AMERICANS anxious about what can happen when prosecutors are subject to political manipulation need only consider the announcement Monday by Russia’s chief prosecutor that 10 suspects have been arrested for the murder last October of the independent journalist Anna Politkovskaya, a fierce critic of Kremlin abuses in Chechnya. After meeting with Russian President Vladimir Putin, chief prosecutor Yuri Chaika told the press the murder was masterminded by a Chechen crime boss. The detainees included police officers and a lieutenant colonel of the FSB, the successor to the KGB.
Politkovskaya’s colleagues at the independent paper Novaya Gazeta, who had been pursuing their own investigation of the contract killing, said the arrests were credible. But they intimated that the prosecutor’s allegations about the motive and the ultimate responsibility for the murder might lack a factual basis.
They were being circumspect. The prosecutor’s conspiracy theory was a transparently political piece of disinformation.
“As for the motives, the investigation results enable us to conclude that only someone outside the territory of the Russian Federation could be interested in killing Politkovskaya,” Chaika said. “The murder plays into the hands of the people and structures aiming to destabilize the situation in Russia, change the regime, have Russia plagued with crises, plunge it back into the former system where everything was decided by cash and oligarchs, and disgrace Russian leaders.”

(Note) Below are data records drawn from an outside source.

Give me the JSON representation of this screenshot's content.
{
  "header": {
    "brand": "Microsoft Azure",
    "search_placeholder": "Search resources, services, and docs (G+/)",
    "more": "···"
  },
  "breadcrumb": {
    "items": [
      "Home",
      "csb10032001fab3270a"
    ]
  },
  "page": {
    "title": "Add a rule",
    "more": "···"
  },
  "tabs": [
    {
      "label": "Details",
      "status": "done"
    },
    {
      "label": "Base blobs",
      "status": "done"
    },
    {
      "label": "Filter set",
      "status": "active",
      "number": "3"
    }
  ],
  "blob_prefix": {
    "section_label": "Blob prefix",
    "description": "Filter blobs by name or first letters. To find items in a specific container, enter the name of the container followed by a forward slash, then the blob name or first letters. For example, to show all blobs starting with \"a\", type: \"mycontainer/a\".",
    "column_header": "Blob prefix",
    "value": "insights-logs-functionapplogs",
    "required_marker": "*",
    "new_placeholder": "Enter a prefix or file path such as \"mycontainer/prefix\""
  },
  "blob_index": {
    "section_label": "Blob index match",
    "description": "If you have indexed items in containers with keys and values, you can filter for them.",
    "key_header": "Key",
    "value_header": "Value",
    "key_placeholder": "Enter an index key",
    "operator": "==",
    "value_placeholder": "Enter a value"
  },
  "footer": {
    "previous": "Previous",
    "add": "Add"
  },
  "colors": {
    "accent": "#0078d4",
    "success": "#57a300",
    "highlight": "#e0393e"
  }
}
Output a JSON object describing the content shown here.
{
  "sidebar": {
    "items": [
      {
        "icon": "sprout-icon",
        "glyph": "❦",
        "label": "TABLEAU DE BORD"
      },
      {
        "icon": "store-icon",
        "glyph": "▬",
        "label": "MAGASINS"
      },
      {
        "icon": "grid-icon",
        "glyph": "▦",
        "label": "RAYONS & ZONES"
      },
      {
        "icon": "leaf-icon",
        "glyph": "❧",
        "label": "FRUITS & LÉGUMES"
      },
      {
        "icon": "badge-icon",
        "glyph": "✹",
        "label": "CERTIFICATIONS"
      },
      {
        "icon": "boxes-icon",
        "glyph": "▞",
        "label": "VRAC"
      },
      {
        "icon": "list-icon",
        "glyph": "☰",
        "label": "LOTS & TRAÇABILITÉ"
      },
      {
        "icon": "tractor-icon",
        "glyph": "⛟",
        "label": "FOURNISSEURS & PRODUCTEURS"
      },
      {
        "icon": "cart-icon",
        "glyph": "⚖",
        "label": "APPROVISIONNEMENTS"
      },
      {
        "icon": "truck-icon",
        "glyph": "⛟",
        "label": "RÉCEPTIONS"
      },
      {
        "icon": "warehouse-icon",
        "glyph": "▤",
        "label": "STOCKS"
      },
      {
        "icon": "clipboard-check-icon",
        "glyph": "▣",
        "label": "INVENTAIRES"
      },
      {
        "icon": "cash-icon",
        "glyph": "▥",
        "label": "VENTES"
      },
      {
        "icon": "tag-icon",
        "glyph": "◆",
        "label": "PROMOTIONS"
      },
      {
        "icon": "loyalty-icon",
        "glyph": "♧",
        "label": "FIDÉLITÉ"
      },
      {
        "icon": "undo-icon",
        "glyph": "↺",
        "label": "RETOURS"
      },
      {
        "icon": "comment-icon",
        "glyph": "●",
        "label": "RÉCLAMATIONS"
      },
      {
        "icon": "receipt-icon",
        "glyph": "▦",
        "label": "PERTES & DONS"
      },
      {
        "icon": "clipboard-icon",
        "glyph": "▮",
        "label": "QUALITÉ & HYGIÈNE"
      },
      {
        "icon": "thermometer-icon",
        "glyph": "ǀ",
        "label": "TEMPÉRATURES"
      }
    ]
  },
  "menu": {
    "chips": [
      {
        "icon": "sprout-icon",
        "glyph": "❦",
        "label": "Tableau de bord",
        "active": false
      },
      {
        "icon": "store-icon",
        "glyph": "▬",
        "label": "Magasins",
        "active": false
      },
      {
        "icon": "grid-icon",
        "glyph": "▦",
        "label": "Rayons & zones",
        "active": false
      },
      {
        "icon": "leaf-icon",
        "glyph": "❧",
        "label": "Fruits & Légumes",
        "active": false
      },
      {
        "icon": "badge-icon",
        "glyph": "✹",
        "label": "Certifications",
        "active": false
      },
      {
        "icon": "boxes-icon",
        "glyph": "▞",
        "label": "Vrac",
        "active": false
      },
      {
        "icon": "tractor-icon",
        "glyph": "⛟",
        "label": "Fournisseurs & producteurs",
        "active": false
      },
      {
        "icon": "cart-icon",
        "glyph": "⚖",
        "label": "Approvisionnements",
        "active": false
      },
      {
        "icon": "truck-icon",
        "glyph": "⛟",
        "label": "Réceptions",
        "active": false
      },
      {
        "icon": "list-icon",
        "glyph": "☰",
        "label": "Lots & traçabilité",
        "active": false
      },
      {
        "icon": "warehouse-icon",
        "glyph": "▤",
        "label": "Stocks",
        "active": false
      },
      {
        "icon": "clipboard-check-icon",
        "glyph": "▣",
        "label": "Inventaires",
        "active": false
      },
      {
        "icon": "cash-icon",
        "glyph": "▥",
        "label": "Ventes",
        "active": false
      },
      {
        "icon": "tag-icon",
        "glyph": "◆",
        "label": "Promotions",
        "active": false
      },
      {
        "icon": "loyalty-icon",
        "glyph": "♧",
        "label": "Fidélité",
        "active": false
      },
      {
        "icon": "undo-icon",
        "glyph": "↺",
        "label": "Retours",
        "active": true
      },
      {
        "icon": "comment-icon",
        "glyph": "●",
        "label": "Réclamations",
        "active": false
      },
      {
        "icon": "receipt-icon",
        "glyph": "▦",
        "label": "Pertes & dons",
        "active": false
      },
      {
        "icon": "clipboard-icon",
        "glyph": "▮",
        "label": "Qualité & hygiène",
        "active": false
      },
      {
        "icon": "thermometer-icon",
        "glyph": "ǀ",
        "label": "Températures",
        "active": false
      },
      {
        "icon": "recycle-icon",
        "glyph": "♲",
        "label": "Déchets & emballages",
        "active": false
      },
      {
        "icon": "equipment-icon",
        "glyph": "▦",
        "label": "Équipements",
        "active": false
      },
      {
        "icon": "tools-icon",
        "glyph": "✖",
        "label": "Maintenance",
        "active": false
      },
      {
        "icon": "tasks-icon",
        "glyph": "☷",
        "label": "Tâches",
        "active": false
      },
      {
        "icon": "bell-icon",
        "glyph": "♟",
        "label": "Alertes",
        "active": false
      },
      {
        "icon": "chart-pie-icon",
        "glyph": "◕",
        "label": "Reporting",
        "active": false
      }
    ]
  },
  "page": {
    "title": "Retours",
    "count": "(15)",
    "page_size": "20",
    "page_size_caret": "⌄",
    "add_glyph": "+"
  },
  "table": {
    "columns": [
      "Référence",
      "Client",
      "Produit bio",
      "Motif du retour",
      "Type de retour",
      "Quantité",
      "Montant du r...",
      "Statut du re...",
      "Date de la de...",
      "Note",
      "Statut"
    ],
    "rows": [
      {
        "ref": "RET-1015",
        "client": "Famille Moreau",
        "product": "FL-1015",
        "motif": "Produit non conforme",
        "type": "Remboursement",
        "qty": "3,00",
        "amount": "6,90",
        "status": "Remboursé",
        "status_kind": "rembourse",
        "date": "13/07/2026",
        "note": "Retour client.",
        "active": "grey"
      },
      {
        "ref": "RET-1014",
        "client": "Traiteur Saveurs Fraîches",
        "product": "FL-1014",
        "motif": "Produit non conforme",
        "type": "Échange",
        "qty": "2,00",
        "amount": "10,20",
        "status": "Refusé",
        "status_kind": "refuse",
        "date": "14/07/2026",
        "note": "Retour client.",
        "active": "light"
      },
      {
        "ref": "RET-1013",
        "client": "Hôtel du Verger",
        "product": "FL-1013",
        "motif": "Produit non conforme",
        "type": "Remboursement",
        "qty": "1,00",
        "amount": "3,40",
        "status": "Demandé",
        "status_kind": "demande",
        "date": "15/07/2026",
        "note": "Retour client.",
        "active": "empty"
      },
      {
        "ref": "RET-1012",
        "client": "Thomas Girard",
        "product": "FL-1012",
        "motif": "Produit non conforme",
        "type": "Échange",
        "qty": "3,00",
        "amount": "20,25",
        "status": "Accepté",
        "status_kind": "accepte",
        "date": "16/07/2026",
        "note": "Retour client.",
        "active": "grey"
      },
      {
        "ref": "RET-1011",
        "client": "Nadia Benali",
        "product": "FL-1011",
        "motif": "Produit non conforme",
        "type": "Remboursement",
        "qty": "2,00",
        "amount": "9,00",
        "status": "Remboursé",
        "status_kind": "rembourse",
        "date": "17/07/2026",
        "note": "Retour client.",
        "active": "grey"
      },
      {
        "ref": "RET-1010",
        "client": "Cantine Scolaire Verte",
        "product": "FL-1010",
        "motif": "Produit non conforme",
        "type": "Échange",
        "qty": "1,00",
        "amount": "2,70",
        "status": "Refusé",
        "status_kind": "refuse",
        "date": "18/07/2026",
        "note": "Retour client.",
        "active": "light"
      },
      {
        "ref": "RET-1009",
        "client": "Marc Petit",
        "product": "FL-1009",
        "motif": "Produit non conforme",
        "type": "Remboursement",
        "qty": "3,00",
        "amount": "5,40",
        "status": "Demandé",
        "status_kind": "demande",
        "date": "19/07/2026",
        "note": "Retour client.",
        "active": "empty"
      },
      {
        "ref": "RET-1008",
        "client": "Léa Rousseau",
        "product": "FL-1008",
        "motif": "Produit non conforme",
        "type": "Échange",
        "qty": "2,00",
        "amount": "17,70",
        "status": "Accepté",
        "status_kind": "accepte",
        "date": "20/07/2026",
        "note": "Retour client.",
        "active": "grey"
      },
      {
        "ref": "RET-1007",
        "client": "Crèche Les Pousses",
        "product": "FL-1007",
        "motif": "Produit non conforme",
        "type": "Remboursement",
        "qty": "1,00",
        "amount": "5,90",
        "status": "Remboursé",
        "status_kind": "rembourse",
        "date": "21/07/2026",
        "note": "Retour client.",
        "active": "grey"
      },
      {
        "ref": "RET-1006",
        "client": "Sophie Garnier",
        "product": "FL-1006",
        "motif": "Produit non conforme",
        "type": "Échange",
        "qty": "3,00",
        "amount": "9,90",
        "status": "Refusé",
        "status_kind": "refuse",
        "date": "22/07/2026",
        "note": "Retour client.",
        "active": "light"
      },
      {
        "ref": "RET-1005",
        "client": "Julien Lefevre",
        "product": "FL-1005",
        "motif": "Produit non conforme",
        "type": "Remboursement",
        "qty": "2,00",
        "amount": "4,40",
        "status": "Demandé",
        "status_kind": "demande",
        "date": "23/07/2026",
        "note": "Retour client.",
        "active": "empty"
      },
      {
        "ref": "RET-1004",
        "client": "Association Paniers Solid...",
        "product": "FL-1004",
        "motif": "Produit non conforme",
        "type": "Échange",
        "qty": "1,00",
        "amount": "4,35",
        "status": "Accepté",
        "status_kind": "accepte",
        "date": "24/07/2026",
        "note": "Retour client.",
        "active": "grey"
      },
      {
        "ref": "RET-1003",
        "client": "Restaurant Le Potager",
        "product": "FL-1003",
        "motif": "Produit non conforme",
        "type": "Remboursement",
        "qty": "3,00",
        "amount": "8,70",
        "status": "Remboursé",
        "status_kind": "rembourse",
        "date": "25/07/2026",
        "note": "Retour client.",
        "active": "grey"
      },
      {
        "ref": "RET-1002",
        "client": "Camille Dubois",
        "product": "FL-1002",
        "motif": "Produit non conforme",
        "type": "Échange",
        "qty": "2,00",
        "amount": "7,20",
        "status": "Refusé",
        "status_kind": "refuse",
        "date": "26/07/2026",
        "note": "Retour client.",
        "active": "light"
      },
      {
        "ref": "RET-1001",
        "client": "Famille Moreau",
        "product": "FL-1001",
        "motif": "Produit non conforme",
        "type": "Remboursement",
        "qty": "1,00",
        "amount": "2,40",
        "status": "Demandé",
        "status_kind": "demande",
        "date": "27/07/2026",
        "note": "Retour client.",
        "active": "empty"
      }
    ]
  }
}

When reporters asked if the prosecutor was alluding to Boris Berezovsky, the billionaire who regularly castigates Putin from exile in London, Chaika smiled and refused to respond. He didn’t have to. His imputing of guilt to Berezovsky is consistent with the central propaganda line of Putin’s Kremlin.
In that construct, Russia is under threat from Berezovsky and others who plundered the motherland’s assets during the 1990s, when Boris Yeltsin ruled the country. Because of that threat, the line continues, the Kremlin is justified in controlling most of the media; appointing regional governors; taking ownership of energy conglomerates; cracking down on non-governmental organizations from abroad; and empowering the secret services to enforce the authoritarian writ of the Kremlin. In the run-up to parliamentary elections in December and presidential elections scheduled for next March, the political incentive to propagate this doctrine is more acute than ever.
Hence a theory of the Politkovskaya case that pretends a Chechen crime lord had her killed, at the behest of an expatriate oligarch, to destabilize Putin’s strong state. This version serves the interests of that state better than an independent legal process. After all, that may show she was killed to stop her reporting on the Kremlin’s human rights abuses in Chechnya, and the links between criminal gangs and the security services.